Ken Loach was “absolutely wrong” to suggest Labour MPs who attended a rally against anti-Semitism should be deselected, a shadow cabinet minister said.
Barry Gardiner also said Jeremy Corbyn had indicated a similar message in a letter to support one of the MPs who attended the rally outside Parliament.
Appearing on BBC Question Time, Mr Gardiner said MPs had a right to attend the rally against anti-Semitism, which some have viewed as an indirect attack on Mr Corbyn.
The Labour leader has written a personal letter to the constituency of one Labour MP who attended the rally, Anna McMorrin, saying she had every right to be there, Mr Gardiner said.
Film maker Mr Loach reportedly said those MPs who attended the event should be kicked out of the party.
Mr Gardiner said: “Ken Loach was absolutely wrong, and Jeremy has said as much. Jeremy has said exactly that in the letter that he sent from his office to Anna to support her for being there.”

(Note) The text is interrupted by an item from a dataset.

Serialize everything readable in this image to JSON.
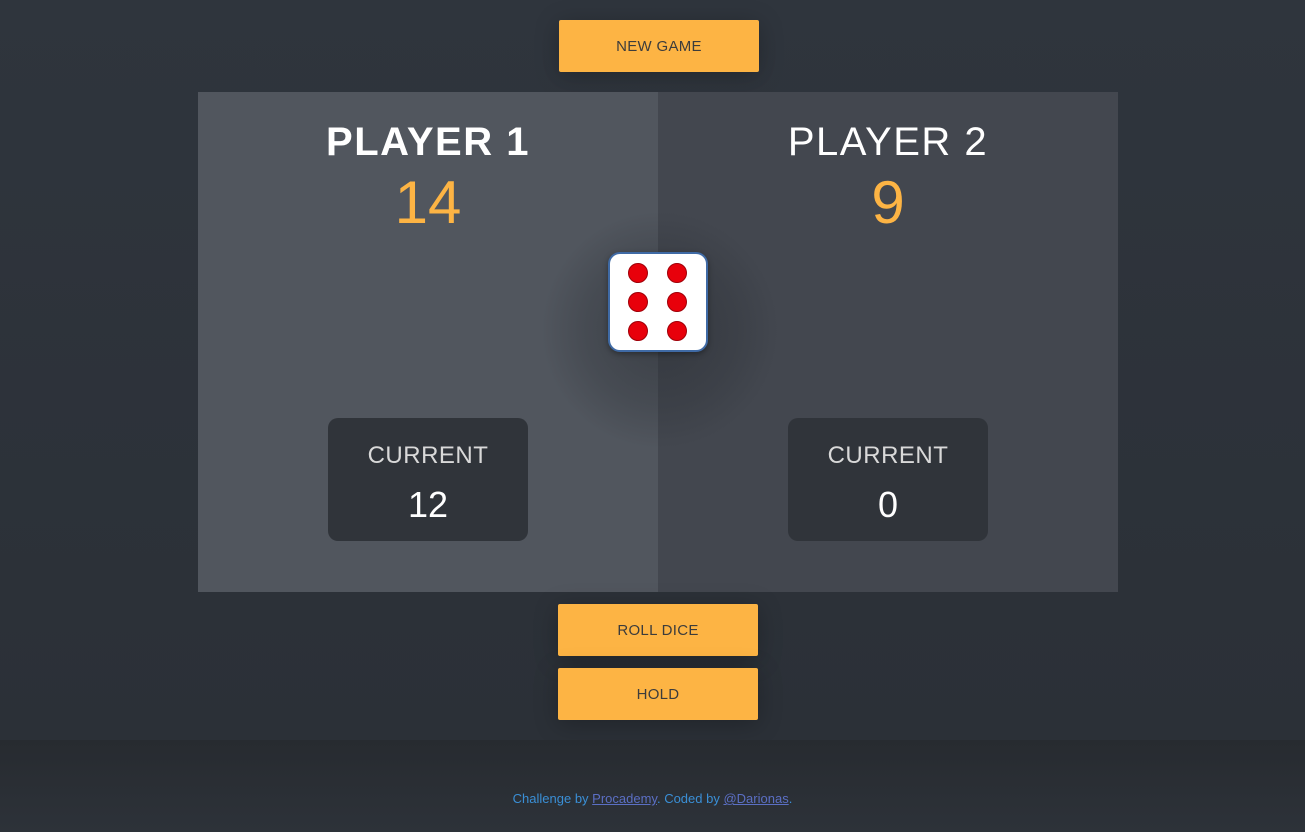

Asked whether his party needs to tackle anti-Semitism, Gardiner responded, “yes we absolutely do”.
“It should not have happened, I find it shameful as a member of the Labour Party for 40 odd years.. that this is part of what is happening in my party. But The Labour Party is now more than half a million strong. It reflects not only the good policies and virtues… but of course there are people that reflect all walks of society, and inevitably we reflect society with its bad points too.”
What we are absolutely committed to, is eradicating it from the Labour Party, and that’s what Jeremy has made absolutely clear.”
He added, that just last week Jeremy Corbyn had written to every member of the party, urging more vigilance tackling anti-Semitism.
The Labour shadow minister also said he’s “appalled by the rise of anti-Semitism in our society”, quoting figures by the Community Security Trust, who have identified 22 attacks on Jewish schools this year, saying “these are our children and they’re facing these kinds of attacks”.
Jewish journalist Jonathan Freedland responded to Gardiner’s claim that anti-Semitism exists as a reflection of society, saying the “reason that’s not good enough is.. we expect Labour to be better than that. It doesn’t just exist to reflect society, it exists to change society.”
It also betrays a misunderstanding. As if somehow the racists who have been exposed.. somehow wandered into this party by mistake, They thought it said BNP on the door and they accidentally just found themselves in there. That’s not how it worked.”
“Anti-Semitism, racism is a general thing, but there is a very specific kind of left anti-Semitism and people struggle to understand this..
In the case of anti-Jewish racism, there is a dual character. Yes you look down and despise this group you think are inferior, but anti-Semites also say that Jews are cunningly above as well as below. That they’re powerful and secretly pulling the strings of the world.
“That is what the left are particularly susceptible to.”
Gardiner did however praise councillors in Liverpool, where the show was taking place, for taking the “progressive step” of inviting an “old friend” Rabbi Martin Van Den Bergh, former rabbi at Wembley United Synagogue in his constituency, to come and “explain to them, and make them aware of what anti-Semitism is like and how it affects he community. ”
Gardiner added that he studied Hebrew as one of the subjects he took at university, attended his first seder over 35 years ago, and helped to bring the Jews’ Free School (JFS) from Camden to his own constituency in Brent North, which is the largest Jewish secondary school in Europe.